Als je kind een jaar of zeven is, heeft het eindelijk zwemdiploma A en B binnen. Gelukkig, niet meer elke week in die benauwde kantine van het zwembad hoeven te wachten. Maar: wat dan? Zwemmen is gezond, en als dat ophoudt, wat kan je kind dan gaan doen ter vervanging?
Sport- of muziekles
Er zijn kinderen die graag op een sport willen, en weer andere kinderen willen op muziekles. En dan zijn er natuurlijk ouders die willen dat hun kind een muziekinstrument leert bespelen of minimaal een sport gaat beoefenen. Maar wat als je kind daar zelf helemaal geen zin in heeft?
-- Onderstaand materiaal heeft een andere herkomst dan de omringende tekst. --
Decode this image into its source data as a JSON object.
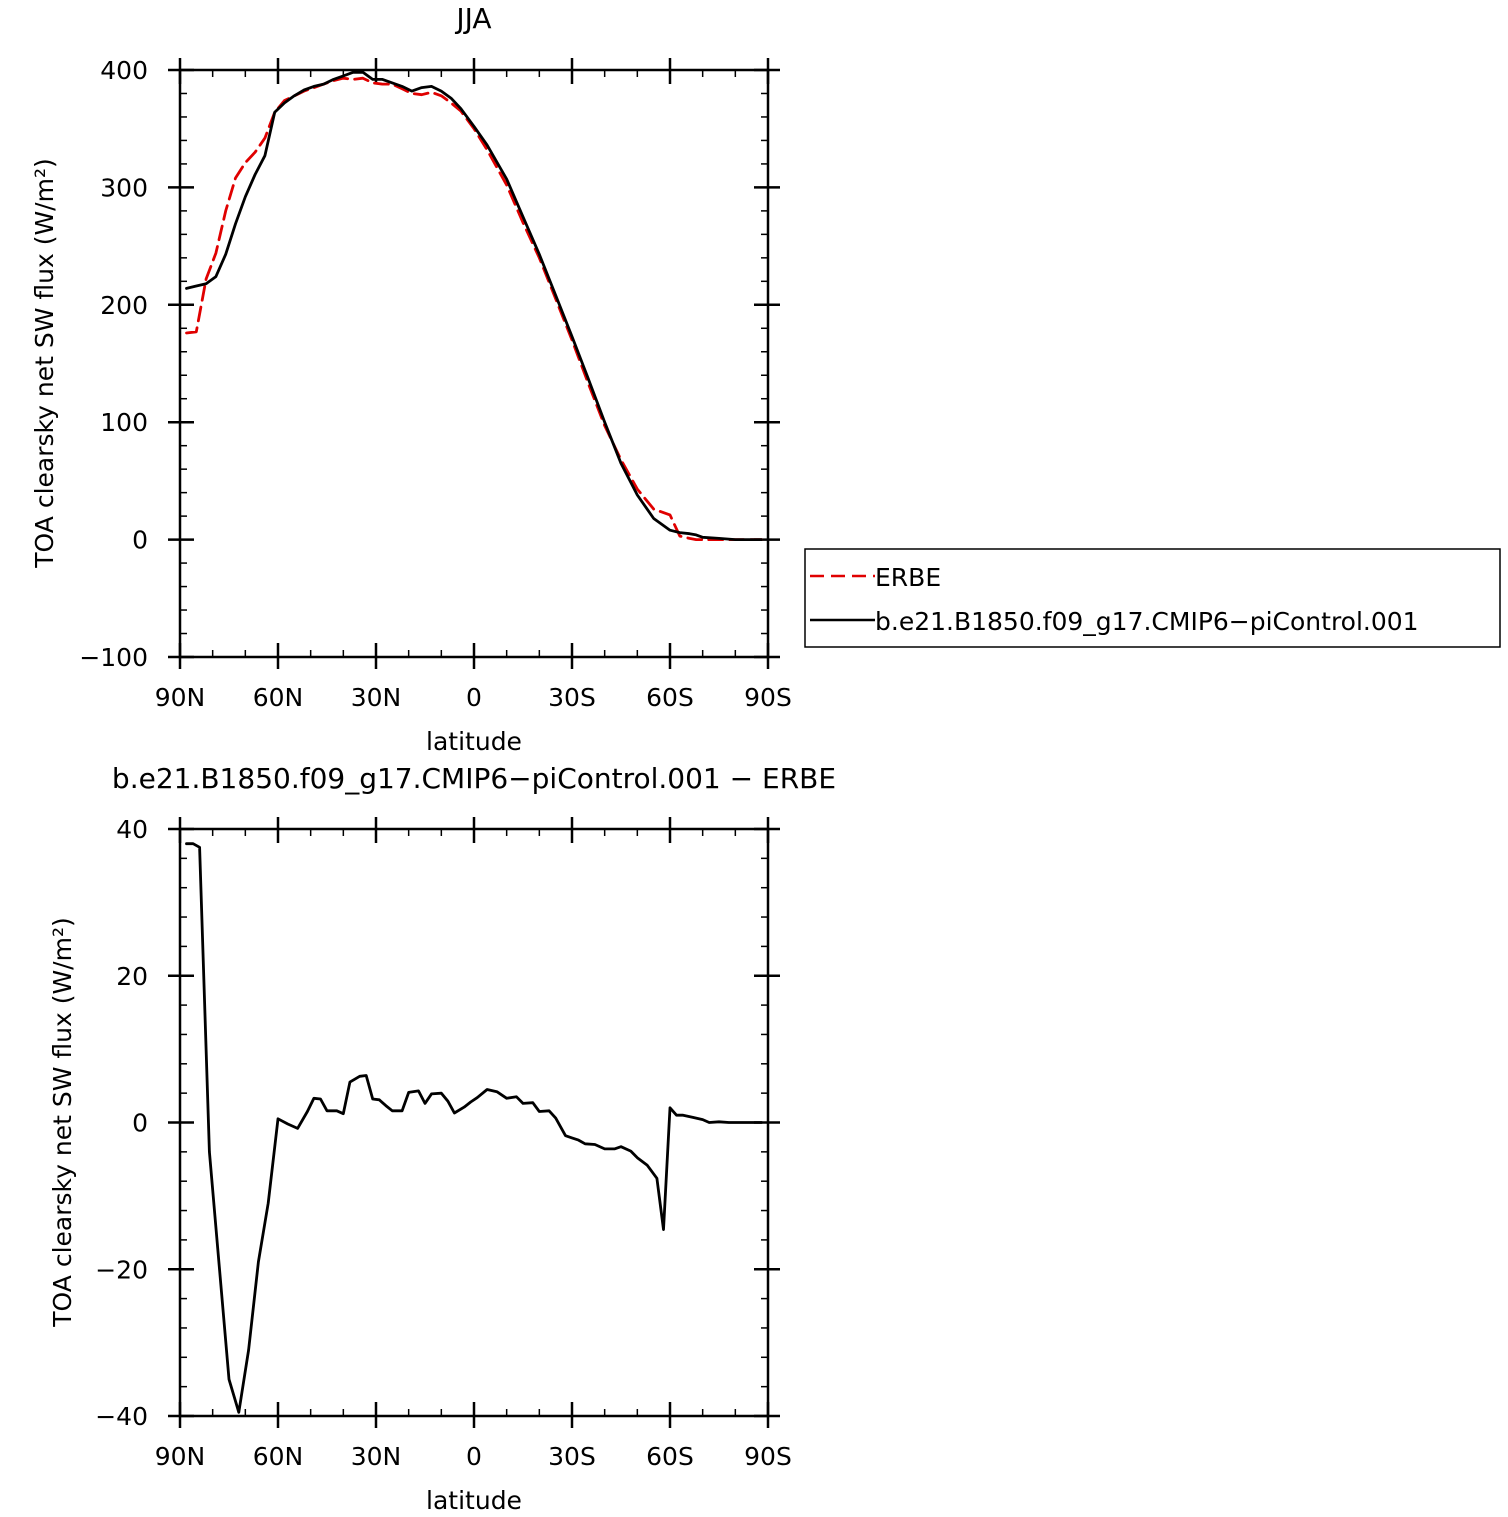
{
  "chart_data": [
    {
      "type": "line",
      "title": "JJA",
      "xlabel": "latitude",
      "ylabel": "TOA clearsky net SW flux (W/m²)",
      "xlim": [
        90,
        -90
      ],
      "ylim": [
        -100,
        400
      ],
      "xticks": [
        {
          "value": 90,
          "label": "90N"
        },
        {
          "value": 60,
          "label": "60N"
        },
        {
          "value": 30,
          "label": "30N"
        },
        {
          "value": 0,
          "label": "0"
        },
        {
          "value": -30,
          "label": "30S"
        },
        {
          "value": -60,
          "label": "60S"
        },
        {
          "value": -90,
          "label": "90S"
        }
      ],
      "yticks": [
        {
          "value": 400,
          "label": "400"
        },
        {
          "value": 300,
          "label": "300"
        },
        {
          "value": 200,
          "label": "200"
        },
        {
          "value": 100,
          "label": "100"
        },
        {
          "value": 0,
          "label": "0"
        },
        {
          "value": -100,
          "label": "−100"
        }
      ],
      "legend_position": "right",
      "series": [
        {
          "name": "ERBE",
          "color": "#e00000",
          "dash": "dashed",
          "x": [
            88,
            85,
            82,
            79,
            76,
            73,
            70,
            67,
            64,
            61,
            58,
            55,
            52,
            49,
            46,
            43,
            40,
            37,
            34,
            31,
            28,
            25,
            22,
            19,
            16,
            13,
            10,
            7,
            4,
            0,
            -4,
            -10,
            -15,
            -20,
            -25,
            -30,
            -35,
            -40,
            -45,
            -50,
            -55,
            -60,
            -63,
            -66,
            -68,
            -70,
            -75,
            -80,
            -85,
            -88
          ],
          "y": [
            176,
            177,
            222,
            244,
            280,
            308,
            321,
            330,
            342,
            364,
            374,
            378,
            382,
            385,
            388,
            391,
            393,
            392,
            393,
            389,
            388,
            388,
            384,
            380,
            379,
            381,
            378,
            372,
            365,
            350,
            332,
            302,
            270,
            240,
            205,
            170,
            133,
            97,
            68,
            43,
            26,
            21,
            3,
            1,
            0,
            0,
            0,
            0,
            0,
            0
          ]
        },
        {
          "name": "b.e21.B1850.f09_g17.CMIP6−piControl.001",
          "color": "#000000",
          "dash": "solid",
          "x": [
            88,
            85,
            82,
            79,
            76,
            73,
            70,
            67,
            64,
            61,
            58,
            55,
            52,
            49,
            46,
            43,
            40,
            37,
            34,
            31,
            28,
            25,
            22,
            19,
            16,
            13,
            10,
            7,
            4,
            0,
            -4,
            -10,
            -15,
            -20,
            -25,
            -30,
            -35,
            -40,
            -45,
            -50,
            -55,
            -60,
            -63,
            -66,
            -68,
            -70,
            -75,
            -80,
            -85,
            -88
          ],
          "y": [
            214,
            216,
            218,
            224,
            243,
            269,
            292,
            311,
            327,
            364,
            372,
            378,
            383,
            386,
            388,
            392,
            395,
            398,
            398,
            392,
            392,
            389,
            386,
            382,
            385,
            386,
            382,
            376,
            367,
            352,
            336,
            307,
            275,
            243,
            208,
            173,
            137,
            100,
            65,
            38,
            18,
            8,
            6,
            5,
            4,
            2,
            1,
            0,
            0,
            0
          ]
        }
      ]
    },
    {
      "type": "line",
      "title": "b.e21.B1850.f09_g17.CMIP6−piControl.001  −  ERBE",
      "xlabel": "latitude",
      "ylabel": "TOA clearsky net SW flux (W/m²)",
      "xlim": [
        90,
        -90
      ],
      "ylim": [
        -40,
        40
      ],
      "xticks": [
        {
          "value": 90,
          "label": "90N"
        },
        {
          "value": 60,
          "label": "60N"
        },
        {
          "value": 30,
          "label": "30N"
        },
        {
          "value": 0,
          "label": "0"
        },
        {
          "value": -30,
          "label": "30S"
        },
        {
          "value": -60,
          "label": "60S"
        },
        {
          "value": -90,
          "label": "90S"
        }
      ],
      "yticks": [
        {
          "value": 40,
          "label": "40"
        },
        {
          "value": 20,
          "label": "20"
        },
        {
          "value": 0,
          "label": "0"
        },
        {
          "value": -20,
          "label": "−20"
        },
        {
          "value": -40,
          "label": "−40"
        }
      ],
      "series": [
        {
          "color": "#000000",
          "dash": "solid",
          "x": [
            88,
            86,
            84,
            81,
            78,
            75,
            72,
            69,
            66,
            63,
            60,
            57,
            54,
            51,
            49,
            47,
            45,
            42,
            40,
            38,
            35,
            33,
            31,
            29,
            27,
            25,
            22,
            20,
            17,
            15,
            13,
            10,
            8,
            6,
            3,
            1,
            -1,
            -4,
            -7,
            -10,
            -13,
            -15,
            -18,
            -20,
            -23,
            -25,
            -28,
            -30,
            -32,
            -34,
            -37,
            -40,
            -43,
            -45,
            -48,
            -50,
            -53,
            -56,
            -58,
            -60,
            -62,
            -64,
            -67,
            -70,
            -72,
            -75,
            -78,
            -80,
            -83,
            -86,
            -88
          ],
          "y": [
            38,
            38,
            37.5,
            -4,
            -19.5,
            -35,
            -39.5,
            -31,
            -19,
            -11,
            0.5,
            -0.2,
            -0.8,
            1.5,
            3.3,
            3.2,
            1.6,
            1.6,
            1.2,
            5.5,
            6.3,
            6.4,
            3.2,
            3.1,
            2.3,
            1.6,
            1.6,
            4.1,
            4.3,
            2.6,
            3.9,
            4.0,
            2.9,
            1.3,
            2.1,
            2.8,
            3.4,
            4.5,
            4.2,
            3.3,
            3.5,
            2.6,
            2.7,
            1.5,
            1.6,
            0.6,
            -1.8,
            -2.1,
            -2.4,
            -2.9,
            -3.0,
            -3.6,
            -3.6,
            -3.3,
            -3.9,
            -4.8,
            -5.8,
            -7.6,
            -14.6,
            2.0,
            1.0,
            1.0,
            0.7,
            0.4,
            0.0,
            0.1,
            0.0,
            0.0,
            0.0,
            0.0,
            0.0
          ]
        }
      ]
    }
  ]
}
Is sporten wel zo belangrijk voor een kind, en moeten we wel willen dat ze naar al die clubjes gaan na schooltijd?
Jeugdherinneringen
Het blijft een dilemma: van huis uit heb ik meegekregen dat sporten goed is voor lijf en leden: een goede conditie is belangrijk voor een gezond leven, en door sporten ontwikkel je daarnaast allerlei belangrijke sociale vaardigheden. Na heel wat sporten uitgeprobeerd te hebben, vond ik er uiteindelijk rond mijn veertiende eentje die echt bij me paste. Misschien wel omdat ik daar talent voor had? In elk geval ging ik uit vrije wil zomaar vier keer in de week trainen, en bestond mijn weekend uit competitie of toernooien spelen. Ik at gezond, sportte genoeg, zat letterlijk en figuurlijk prima in mijn vel. Genoten heb ik van die tijd. De herinneringen van mijn man zijn iets minder florissant: zijn moeder eiste, min of meer onuitgesproken, dat hij op pianoles ging. Dat had ze zelf nooit gemogen vroeger, en dus vond ze het belangrijk dat hij het wel kreeg. Muziekles, dat hoort immers bij de opvoeding van elk kind. Vond zij.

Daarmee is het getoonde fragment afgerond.